With the council chambers standing room only and supporters waving signs declaring “Seattle needs a raise” and “$15 good work Seattle,” council members approved the new ordinance, which will go into effect on April 1, 2015, and be phased in over the next three to seven years depending on the size of the business.
In a controversial late addition to the original regulation, employers will be allowed to pay a lower training wage to teenagers.
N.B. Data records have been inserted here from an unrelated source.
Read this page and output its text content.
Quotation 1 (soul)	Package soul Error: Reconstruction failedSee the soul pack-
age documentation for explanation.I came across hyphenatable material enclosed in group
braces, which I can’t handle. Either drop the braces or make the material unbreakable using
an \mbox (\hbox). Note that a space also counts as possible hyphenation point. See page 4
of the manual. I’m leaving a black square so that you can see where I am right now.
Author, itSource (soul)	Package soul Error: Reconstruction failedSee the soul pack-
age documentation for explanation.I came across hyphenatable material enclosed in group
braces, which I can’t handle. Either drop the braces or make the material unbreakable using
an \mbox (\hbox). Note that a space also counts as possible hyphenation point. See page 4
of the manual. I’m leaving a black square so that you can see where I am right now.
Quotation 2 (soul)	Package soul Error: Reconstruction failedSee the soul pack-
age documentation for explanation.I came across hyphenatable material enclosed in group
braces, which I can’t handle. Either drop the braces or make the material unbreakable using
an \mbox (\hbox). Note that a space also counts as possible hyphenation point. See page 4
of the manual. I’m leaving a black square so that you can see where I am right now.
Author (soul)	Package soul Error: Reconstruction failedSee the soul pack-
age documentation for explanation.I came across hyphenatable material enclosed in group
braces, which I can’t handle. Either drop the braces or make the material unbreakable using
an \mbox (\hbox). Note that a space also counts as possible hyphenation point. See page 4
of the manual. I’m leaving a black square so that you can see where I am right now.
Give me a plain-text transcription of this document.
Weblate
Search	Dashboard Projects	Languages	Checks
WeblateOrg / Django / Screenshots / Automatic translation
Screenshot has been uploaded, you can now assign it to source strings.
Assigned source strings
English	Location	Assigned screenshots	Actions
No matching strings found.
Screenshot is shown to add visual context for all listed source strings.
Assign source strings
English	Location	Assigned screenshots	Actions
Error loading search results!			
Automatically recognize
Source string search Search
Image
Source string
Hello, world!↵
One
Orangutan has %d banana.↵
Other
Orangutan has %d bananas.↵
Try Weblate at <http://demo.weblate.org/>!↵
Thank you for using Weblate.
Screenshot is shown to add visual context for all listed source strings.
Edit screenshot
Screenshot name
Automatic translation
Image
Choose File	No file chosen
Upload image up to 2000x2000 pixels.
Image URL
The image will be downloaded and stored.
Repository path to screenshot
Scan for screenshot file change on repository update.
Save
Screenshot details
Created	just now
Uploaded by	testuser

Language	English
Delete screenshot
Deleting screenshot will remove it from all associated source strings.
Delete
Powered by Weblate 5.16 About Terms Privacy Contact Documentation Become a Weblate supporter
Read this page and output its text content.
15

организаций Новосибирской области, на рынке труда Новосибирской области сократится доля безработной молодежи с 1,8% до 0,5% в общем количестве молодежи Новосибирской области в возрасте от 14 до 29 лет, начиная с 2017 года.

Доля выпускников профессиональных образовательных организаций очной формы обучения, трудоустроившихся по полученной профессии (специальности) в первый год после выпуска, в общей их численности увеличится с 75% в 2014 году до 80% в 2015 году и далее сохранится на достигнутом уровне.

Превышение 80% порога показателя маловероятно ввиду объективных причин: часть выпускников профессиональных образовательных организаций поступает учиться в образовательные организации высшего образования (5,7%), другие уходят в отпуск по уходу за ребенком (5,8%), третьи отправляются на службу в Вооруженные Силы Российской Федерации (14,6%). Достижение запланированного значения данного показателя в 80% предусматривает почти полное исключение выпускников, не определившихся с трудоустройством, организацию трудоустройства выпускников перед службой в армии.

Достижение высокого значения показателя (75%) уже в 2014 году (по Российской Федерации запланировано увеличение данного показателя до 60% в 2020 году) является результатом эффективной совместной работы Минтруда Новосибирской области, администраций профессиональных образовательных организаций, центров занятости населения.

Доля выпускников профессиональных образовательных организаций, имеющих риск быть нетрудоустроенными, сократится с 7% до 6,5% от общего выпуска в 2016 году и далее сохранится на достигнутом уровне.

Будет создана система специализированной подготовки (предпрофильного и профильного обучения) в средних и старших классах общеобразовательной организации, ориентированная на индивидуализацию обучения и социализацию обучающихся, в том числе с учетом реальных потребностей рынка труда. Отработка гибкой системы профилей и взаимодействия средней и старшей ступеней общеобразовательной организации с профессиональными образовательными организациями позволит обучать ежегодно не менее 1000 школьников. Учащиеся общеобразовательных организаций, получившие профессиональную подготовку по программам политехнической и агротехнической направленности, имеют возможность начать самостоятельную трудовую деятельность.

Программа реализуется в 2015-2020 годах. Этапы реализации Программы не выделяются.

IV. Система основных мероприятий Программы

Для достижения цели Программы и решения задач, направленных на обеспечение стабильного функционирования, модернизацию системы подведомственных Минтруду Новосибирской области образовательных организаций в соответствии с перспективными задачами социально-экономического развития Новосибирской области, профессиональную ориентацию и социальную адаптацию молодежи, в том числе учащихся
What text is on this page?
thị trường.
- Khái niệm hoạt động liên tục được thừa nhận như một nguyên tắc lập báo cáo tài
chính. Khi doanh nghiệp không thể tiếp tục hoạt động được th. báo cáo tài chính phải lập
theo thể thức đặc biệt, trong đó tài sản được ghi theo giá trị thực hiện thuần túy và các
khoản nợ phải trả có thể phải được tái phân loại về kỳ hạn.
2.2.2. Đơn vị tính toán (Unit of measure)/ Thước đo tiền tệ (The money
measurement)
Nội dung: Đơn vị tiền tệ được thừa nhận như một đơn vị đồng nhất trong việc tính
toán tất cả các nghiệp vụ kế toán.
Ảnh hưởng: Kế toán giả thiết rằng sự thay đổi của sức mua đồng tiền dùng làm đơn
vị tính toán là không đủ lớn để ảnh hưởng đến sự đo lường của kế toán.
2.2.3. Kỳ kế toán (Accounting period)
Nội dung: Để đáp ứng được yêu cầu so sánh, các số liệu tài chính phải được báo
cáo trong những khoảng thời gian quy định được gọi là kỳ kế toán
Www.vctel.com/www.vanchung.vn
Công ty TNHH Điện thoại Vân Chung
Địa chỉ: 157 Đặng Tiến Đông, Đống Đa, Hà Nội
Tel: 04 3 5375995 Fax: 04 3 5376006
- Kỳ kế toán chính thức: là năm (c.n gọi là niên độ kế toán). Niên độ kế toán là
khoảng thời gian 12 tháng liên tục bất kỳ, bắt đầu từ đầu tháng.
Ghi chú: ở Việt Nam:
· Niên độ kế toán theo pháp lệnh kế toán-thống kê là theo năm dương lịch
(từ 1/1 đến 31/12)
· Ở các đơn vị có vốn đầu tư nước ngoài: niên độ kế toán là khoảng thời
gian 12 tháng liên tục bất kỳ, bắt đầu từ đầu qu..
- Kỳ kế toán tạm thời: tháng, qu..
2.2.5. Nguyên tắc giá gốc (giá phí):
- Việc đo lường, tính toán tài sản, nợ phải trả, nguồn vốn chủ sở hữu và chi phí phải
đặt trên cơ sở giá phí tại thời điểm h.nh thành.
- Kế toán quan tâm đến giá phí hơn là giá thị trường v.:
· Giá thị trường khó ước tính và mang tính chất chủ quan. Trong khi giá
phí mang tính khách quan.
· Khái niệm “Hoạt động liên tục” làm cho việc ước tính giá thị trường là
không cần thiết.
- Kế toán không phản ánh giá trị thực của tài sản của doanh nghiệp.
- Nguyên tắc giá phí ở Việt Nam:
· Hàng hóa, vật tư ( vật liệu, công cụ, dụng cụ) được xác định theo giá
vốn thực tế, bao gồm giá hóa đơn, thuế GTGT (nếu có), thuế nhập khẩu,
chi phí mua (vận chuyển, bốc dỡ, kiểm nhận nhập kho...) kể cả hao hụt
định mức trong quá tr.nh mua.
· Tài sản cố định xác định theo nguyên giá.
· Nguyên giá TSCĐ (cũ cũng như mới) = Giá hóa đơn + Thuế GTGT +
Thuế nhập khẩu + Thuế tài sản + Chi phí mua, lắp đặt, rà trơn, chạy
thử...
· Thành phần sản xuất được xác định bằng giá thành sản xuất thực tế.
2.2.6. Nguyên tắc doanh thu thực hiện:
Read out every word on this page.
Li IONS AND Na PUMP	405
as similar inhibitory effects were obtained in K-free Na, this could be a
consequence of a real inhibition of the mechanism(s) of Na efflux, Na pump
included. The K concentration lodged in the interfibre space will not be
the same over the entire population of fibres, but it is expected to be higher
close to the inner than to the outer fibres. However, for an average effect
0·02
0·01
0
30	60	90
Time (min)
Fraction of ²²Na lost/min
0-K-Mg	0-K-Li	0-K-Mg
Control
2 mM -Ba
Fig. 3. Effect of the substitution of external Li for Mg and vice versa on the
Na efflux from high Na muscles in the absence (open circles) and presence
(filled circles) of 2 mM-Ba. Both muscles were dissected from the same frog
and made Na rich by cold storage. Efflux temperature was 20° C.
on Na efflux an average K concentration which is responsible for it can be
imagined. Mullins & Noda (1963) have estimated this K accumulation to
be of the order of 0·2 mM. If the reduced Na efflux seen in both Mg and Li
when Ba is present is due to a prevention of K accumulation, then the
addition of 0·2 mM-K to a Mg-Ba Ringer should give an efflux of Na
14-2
“Having a first city go to $15 is a big step,” said Ken Jacobs, chairman of the UC Berkeley Center for Labor Research and Education. “It breaks open that discussion elsewhere. I think we’re likely to see other cities follow suit…. We’re seeing a breakthrough to minimum wages at a level that weren’t considered possible just a couple of years ago.”
San Francisco is discussing raising its minimum to $15, Jacobs said, and Los Angeles is looking at $15 for hotel workers. San Diego is mulling a $13-an-hour wage and Oakland is considering $12.25. Seattle’s current minimum is the state-mandated $9.32, the highest of any state. (The federal minimum is $7.25.)
The push for a $15 minimum transformed the November elections here and brought Seattle its first socialist elected official in nearly a century, City Councilwoman Kshama Sawant. During her grass-roots campaign, Sawant pushed for the purest form of the new wage — $15 an hour, implemented immediately and granted evenly to everyone.
On Monday, she introduced several amendments to change the ordinance, seeking to force big businesses to pay the higher wage sooner and to strip out the training wage. As each amendment failed, the angry audience shouted: “Shame! Shame! Shame!”